“All systems are going for a vigorous late season storm,” wrote the Weather Service office serving Los Angeles early Monday morning.
The Weather Service is warning rainfall rates of around 0.5 inches per hour could cause urban and small stream flooding from near San Luis Obispo south to near Oxnard; there areas are all under a flood advisory.
Concern is particularly high for the Alisal burn area near Santa Barbara, where vegetation was stripped away by a fire this past fall. As downpours moved over the area early Monday, the Weather Service issued a flash flood warning, in effect until 8:45 am local time. “A life threatening debris flow is ongoing or expected to begin shortly,” it cautioned. “Mud, rock, and debris flows will impact drainages, roads, and residences in and directly below the burn area.”
Already, through 6:30 am local time Monday, the Weather Service had received reports of 1 to 2 inches of rain in San Luis Obispo and Santa Barbara counties.
Latest radar loop at 936 AM:
Moderate to locally heavy rain moving across Ventura / LA counties. Rain rates 0.25-0.50 inches per hour. Flood Advisories in effect.
– NWS Los Angeles (@NWSLosAngeles) March 28, 2022
The Weather Service expects most of the rain to fall in a two- to four-hour period Monday morning, with the chance of “very rare” thunderstorms.
“Any [thunderstorm] that forms could bring heavy downpours capable of roadway flooding, accumulating small hail, and strong wind gusts, ”the Weather Service wrote. “There is enough turning in the atmosphere to allow for waterspout formation over the waters.”
In the mountains, the combination of strong winds, up to 65 mph, and heavy snow could generate “white out conditions,” the Weather Service warned.
The bulk of the precipitation is predicted to exit by Monday afternoon, although showery weather could linger into Monday night.

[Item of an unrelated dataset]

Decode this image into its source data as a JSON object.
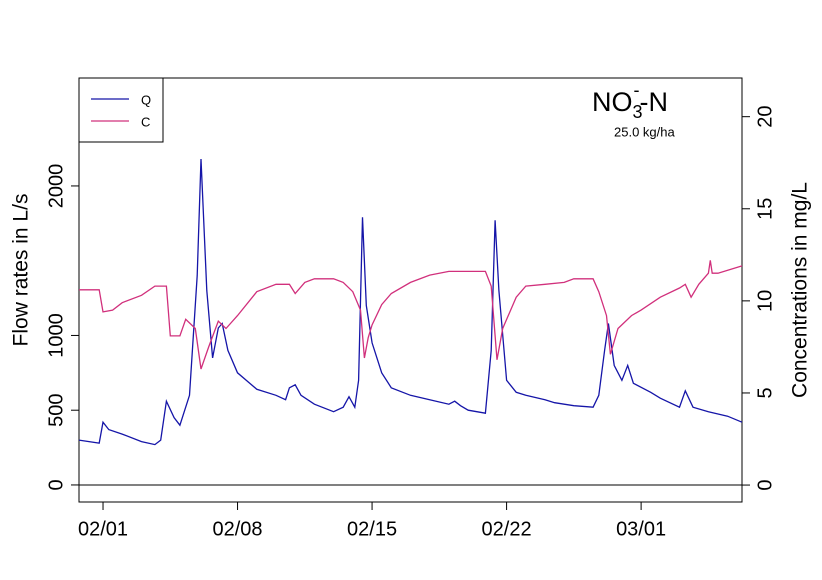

The National Oceanic and Atmospheric Administration predicts the drought to persist or intensify through the spring in much of the West.
NCFR phenomenon generates downpours
Some of Monday’s deluge is the work of a phenomenon known as Narrow Cold Frontal Rainbands (NCFR) – long, thin lines of high-intensity precipitation embedded in wider swaths of lighter rain. These carry the potential for wreaking havoc on life and property because they can drop overwhelming amounts of rain in short spans of time.
Marty Ralph, director of the Center for Western Weather and Water Extremes (CW3E) in La Jolla, said NCFRs sometimes accompany atmospheric rivers, narrow jets of heavy precipitation from the Pacific Ocean that frequently affect California. But sometimes, they occur along the leading edge of strong high-altitude disturbances like the one sweeping onshore Monday.
“Right now, we do not really have the tools to predict that as well as I’d like, but we have some scientific insight to suggest what to look for, and we’re in the process of developing some of the rules, Ralph said.
06Z HRRR is still holding to the trend for an impressive springtime Narrow Cold-Frontal Rainband making way across the Central & Southern California coasts late overnight into early Monday morning… Second, more convective pulse comes in prominently tomorrow afternoon. #CAwx pic.twitter.com/kO522FAFfc
– 805 Weather (@ 805Weather) March 27, 2022
CW3E researcher Nina Oakley studies NCFRs as part of her focus on understanding and forecasting short-duration, high-intensity precipitation conducive to landslides and debris flows. From Santa Barbara, where she was monitoring the Alisal Fire during the fall, Oakley described these bands as only a couple of miles thick but stretching for tens or even hundreds of miles across.
“It typically happens when you have a very strong cold front,” Oakley said. “The cold front plows along, forcing air up along its path and producing high-intensity rainfall. These do not develop along all fronts, but we often see them in these rapidly intensifying cyclones. ”
While NCFRs can happen across the world in mid-latitudes, Oakley noted they seem to be a common occurrence on the West Coast.
“They’re pretty shallow – about three kilometers (1.9 miles) deep,” Oakley said. “So when they make landfall, the mountains can often break them apart… and they do not make it too far inland.
“But sometimes they’ll reform in the Central Valley and can impact the Sierras.”
System to sweep across Lower 48
After exiting Southern California, the storm system will produce rain showers and mountain snows in portions of the Intermountain West from Monday night into early Tuesday before emerging in the Plains.